Opioid use linked to increased risk of falls, death in older adults Recent opioid use is associated with an increased risk of falls in older adults and an increased risk of death, found new research in CMAJ (Canadian Medical Association Journal).
Falls are a leading cause of injury and death in older adults. However, evidence for a link between opioid use and falls is inconsistent.
The study included data on 67 929 patients aged 65 and older who were admitted for injury to one of 57 trauma centres in the province of Quebec. The mean age of patients was 81 years, and the majority -- 69% -- were women. Falls were the most common cause of injury (92% of patients), and more than half (59%) had surgery for their injuries, with lengthy hospital stays (median stay of 12 days).
Researchers looked at opioid prescriptions in the preceding 2 weeks before injury and found that the patients who had filled an opioid prescription during this period were 2.4 times more likely to have had a fall causing injury.
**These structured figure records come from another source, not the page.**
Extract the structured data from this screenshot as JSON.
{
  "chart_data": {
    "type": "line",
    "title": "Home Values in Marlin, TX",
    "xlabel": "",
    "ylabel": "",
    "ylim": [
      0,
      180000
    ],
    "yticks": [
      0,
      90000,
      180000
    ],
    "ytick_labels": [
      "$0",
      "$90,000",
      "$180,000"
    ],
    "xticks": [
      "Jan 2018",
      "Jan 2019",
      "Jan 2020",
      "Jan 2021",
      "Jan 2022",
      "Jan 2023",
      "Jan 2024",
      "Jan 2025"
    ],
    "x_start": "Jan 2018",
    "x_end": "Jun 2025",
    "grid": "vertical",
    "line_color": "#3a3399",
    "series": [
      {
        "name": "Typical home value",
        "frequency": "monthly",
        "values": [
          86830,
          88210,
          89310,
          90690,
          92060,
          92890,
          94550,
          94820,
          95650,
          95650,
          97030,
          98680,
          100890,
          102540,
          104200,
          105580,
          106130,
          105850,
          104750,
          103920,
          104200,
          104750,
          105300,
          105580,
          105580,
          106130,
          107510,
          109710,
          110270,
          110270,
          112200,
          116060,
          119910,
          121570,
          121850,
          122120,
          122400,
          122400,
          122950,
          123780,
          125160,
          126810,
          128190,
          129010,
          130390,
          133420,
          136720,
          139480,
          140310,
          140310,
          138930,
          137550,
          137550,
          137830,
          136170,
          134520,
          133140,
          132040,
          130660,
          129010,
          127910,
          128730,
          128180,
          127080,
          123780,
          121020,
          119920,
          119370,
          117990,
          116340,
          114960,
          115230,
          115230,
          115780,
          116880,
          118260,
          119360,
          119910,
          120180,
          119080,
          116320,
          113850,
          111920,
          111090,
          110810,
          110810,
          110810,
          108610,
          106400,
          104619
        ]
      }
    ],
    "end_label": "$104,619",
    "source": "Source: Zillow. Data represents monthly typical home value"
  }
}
Patients whose falls were linked to opioid use were also more likely to die during their hospital stay.
"This study confirms an association between recent opioid use and fall-related injury in a large trauma population of older adults," writes Dr. Raoul Daoust, Hôpital du Sacré-Cœur de Montréal and the Université de Montréal, Montreal, Quebec, with coauthors. "Physicians should be aware that prescribing opioids to older patients is not only associated with an increased risk of falls, but also, if these patients do fall, a higher in-hospital mortality rate," conclude the authors.
"Recent opioid use and fall-related injury among older patients with trauma" is published April 23, 2018.